Two wooden statues, known as vigango, which were on display at the State of Illinois Museum and at the University of Hampton Museum, were returned to the Kenyan village where they were stolen in 1985.

  • April 2007: Restitution of the Venus de Cyrène from Italy to Libya

Italy agreed to return a white marble statue in its possession for near century to Libya, who was requested it since 1989.

  • March 2007: Return of 1,400 Afghan artefacts preserved in Switzerland

Some 1,400 Afghan ethnographic and archaeological objects, preserved since 1999 at the Afghanistan Museum-in-Exile (Bubendorf, Switzerland) under the aegis of UNESCO, were repatriated to the National Museum of Afghanistan in Kabul on 16 March 2007. See the Press Release and the Photo Gallery.

  • December 2006: The Getty Museum of Los Angeles agrees to return art items to Greece.

The Getty agreed to return a gold wreath and a marble statue of a kore (a standing young woman). In August 2006, following an amicable agreement, the Getty also returned a sixth century BC Thasian relief and a fourth century BC Boeotian stele to Greece. In response to accusations against its acquisition policy, the Getty announced a stricter policy with guidelines for bringing the Institution’s procedures into line with the principles of the 1970 UNESCO Convention.

  • September 2006: The Boston Museum of Fine Arts agrees to return art items to Italy

The Boston Museum of Fine Arts reached an amicable agreement with Italy over the return of 13 items, which included a marble statue of the Empress Sabina, dating from 136 AD, and some ancient vases.

  • September 2006: Return of a Parthenon fragment from Germany to Greece

Through an amicable consensus, the University of Heidelberg (Germany) returned a small piece of marble portraying a man’s foot to the Greek Ministry of Culture.
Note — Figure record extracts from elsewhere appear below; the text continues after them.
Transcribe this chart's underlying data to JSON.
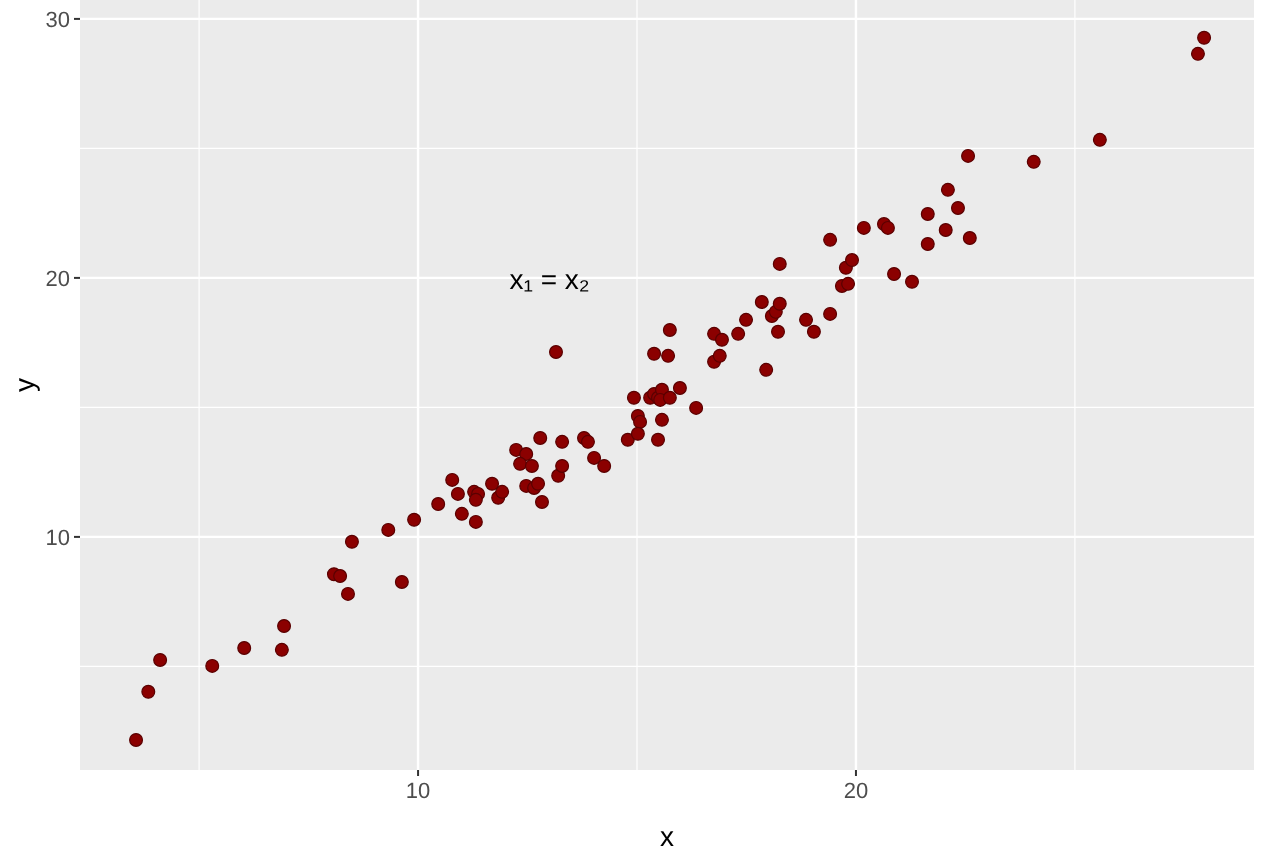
{
  "chart_data": {
    "type": "scatter",
    "xlabel": "x",
    "ylabel": "y",
    "xlim": [
      2.28,
      29.09
    ],
    "ylim": [
      1.0,
      30.73
    ],
    "xticks": [
      {
        "value": 5,
        "label": null
      },
      10,
      {
        "value": 15,
        "label": null
      },
      20,
      {
        "value": 25,
        "label": null
      }
    ],
    "yticks": [
      {
        "value": 5,
        "label": null
      },
      10,
      {
        "value": 15,
        "label": null
      },
      20,
      {
        "value": 25,
        "label": null
      },
      30
    ],
    "grid": true,
    "marker": "circle",
    "annotations": [
      "x₁ = x₂"
    ],
    "series": [
      {
        "color": "#8b0000",
        "x": [
          3.56,
          3.84,
          4.11,
          5.3,
          6.03,
          6.89,
          6.94,
          8.08,
          8.22,
          8.4,
          8.49,
          9.32,
          9.63,
          9.91,
          10.46,
          10.78,
          10.91,
          11.0,
          11.28,
          11.37,
          11.32,
          11.32,
          11.69,
          11.83,
          11.92,
          12.24,
          12.47,
          12.33,
          12.6,
          12.79,
          12.47,
          12.65,
          12.74,
          12.83,
          13.2,
          13.29,
          13.29,
          13.15,
          13.79,
          13.88,
          14.02,
          14.25,
          14.79,
          14.93,
          15.02,
          15.07,
          15.02,
          15.48,
          15.57,
          15.3,
          15.39,
          15.48,
          15.57,
          15.53,
          15.75,
          15.98,
          16.35,
          15.39,
          15.71,
          15.75,
          16.76,
          16.94,
          16.76,
          16.89,
          17.31,
          17.49,
          17.85,
          17.95,
          18.08,
          18.17,
          18.26,
          18.22,
          18.26,
          18.86,
          19.04,
          19.41,
          19.41,
          19.68,
          19.82,
          19.77,
          19.91,
          20.18,
          20.64,
          20.73,
          20.87,
          21.28,
          21.64,
          21.64,
          22.05,
          22.1,
          22.33,
          22.6,
          22.56,
          24.06,
          25.57,
          27.81,
          27.95
        ],
        "values": [
          2.16,
          4.02,
          5.25,
          5.02,
          5.71,
          5.64,
          6.56,
          8.56,
          8.49,
          7.8,
          9.81,
          10.27,
          8.26,
          10.66,
          11.27,
          12.2,
          11.66,
          10.89,
          11.74,
          11.66,
          11.43,
          10.58,
          12.05,
          11.51,
          11.74,
          13.36,
          13.2,
          12.82,
          12.74,
          13.82,
          11.97,
          11.89,
          12.05,
          11.35,
          12.36,
          13.67,
          12.74,
          17.14,
          13.82,
          13.67,
          13.05,
          12.74,
          13.75,
          15.37,
          14.67,
          14.44,
          13.98,
          13.75,
          14.52,
          15.37,
          15.52,
          15.37,
          15.68,
          15.29,
          15.37,
          15.75,
          14.98,
          17.07,
          16.99,
          17.99,
          17.84,
          17.61,
          16.76,
          16.99,
          17.84,
          18.38,
          19.07,
          16.45,
          18.53,
          18.69,
          19.0,
          17.92,
          20.54,
          18.38,
          17.92,
          18.61,
          21.47,
          19.69,
          19.77,
          20.39,
          20.69,
          21.93,
          22.08,
          21.93,
          20.15,
          19.85,
          21.31,
          22.47,
          21.85,
          23.4,
          22.7,
          21.54,
          24.71,
          24.48,
          25.33,
          28.65,
          29.27
        ]
      }
    ]
  }
}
This is the first fragment from the Parthenon sculptures to return to Greece since European collectors removed large sections from the building some 200 years ago.

  • February 2006: Agreement for restitution of the Euphronios crater from the Metropolitan Museum of Art (USA) to Italy

Reversing its long-standing position, the Met decided to return a 2,500-year-old Greek vase that was considered to be one of the world’s finest. This antique crater, made by the Greek painter Euphronios, was returned to Italy in January 2008.